INDICAÇÃO DE LIVROS E FILMES SOBRE LIDERANÇA

LIVROS

O Monge e o Executivo

Com uma narrativa envolvente, O Monge e o Executivo conta a história de John Daily, um homem de negócios bem sucedido que percebe, de repente, que está fracassando como chefe, marido e pai. Numa tentativa desesperada de retomar o controle da situação, ele decide participar de um retiro sobre liderança num mosteiro beneditino, comandado pelo frade Leonard Hoffmann, um influente empresário americano que abandonou tudo em busca de um novo sentido para a vida.
A princípio, Daily e os outros cinco alunos que participam do seminário reagem com um certo ceticismo aos conceitos apresentados pelo frade, mas depois eles se rendem à sua experiência. Afinal, Hoffmann ganhou fama no mundo dos negócios por sua capacidade de recuperar empresas em crise, transformando-as em exemplos de sucesso.
O monge defende que a base da liderança não é o poder e sim a autoridade, conquistada com amor, dedicação e sacrifício. E diz ainda que respeito, responsabilidade e cuidado com as pessoas são virtudes indispensáveis a um grande líder.

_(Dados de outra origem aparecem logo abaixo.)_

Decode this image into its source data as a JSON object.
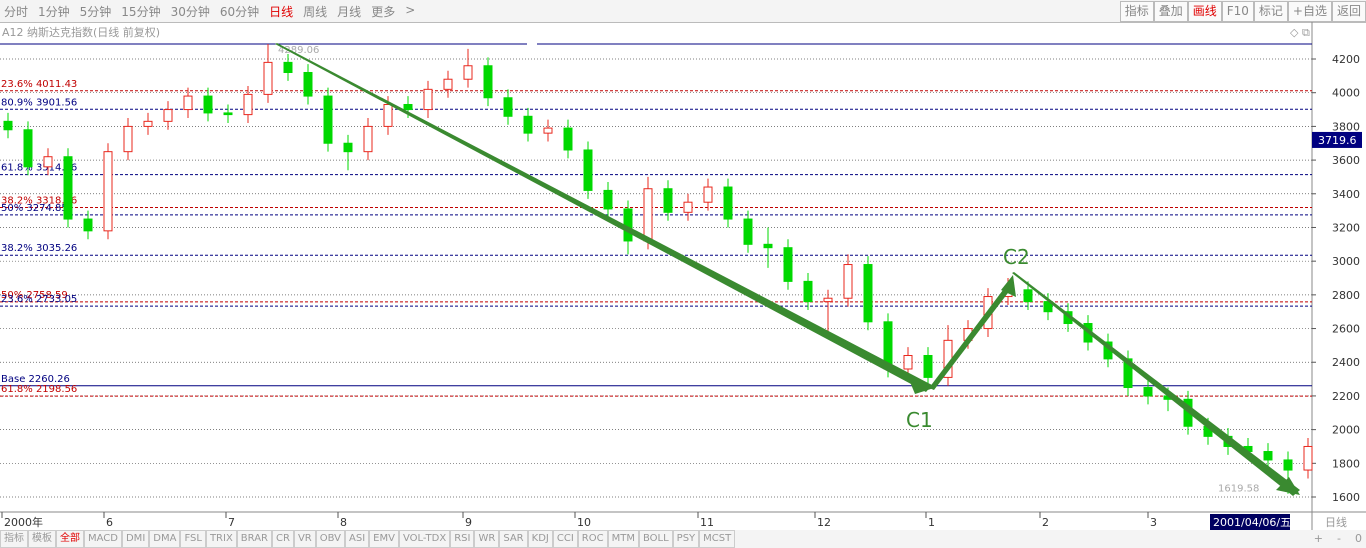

Ou seja, para liderar é preciso estar disposto a servir.
Através da história desses personagens, James C. Hunter apresenta conceitos fundamentais para melhorar nossa capacidade de liderança e o convívio com os outros, ajudando assim a nos tornarmos pessoas melhores e abrindo caminho para o sucesso duradouro.
Se você tem dificuldade em fazer sua equipe dê o melhor de si no trabalho e gostaria de se relacionar melhor com sua família e seus amigos, vai encontrar neste livro personagens, idéias e discussões que vão abrir um novo horizonte em sua forma de lidar com os outros.
É impossível ler este livro sem sair transformado. O Monge e o Executivo é, sobretudo, uma lição sobre como se tornar uma pessoa melhor.
Tenho utilizado esse livro em seminários, grupos de estudo, treinamentos, "coaching" e aconselhamento de carreira e, cada vez mais, verifico que a narrativa e a facilidade de entendimento das lições inseridas neste livro são muito intensas, consistentes e duradouras. É simples, coerente, fácil de ser lido e "digerido".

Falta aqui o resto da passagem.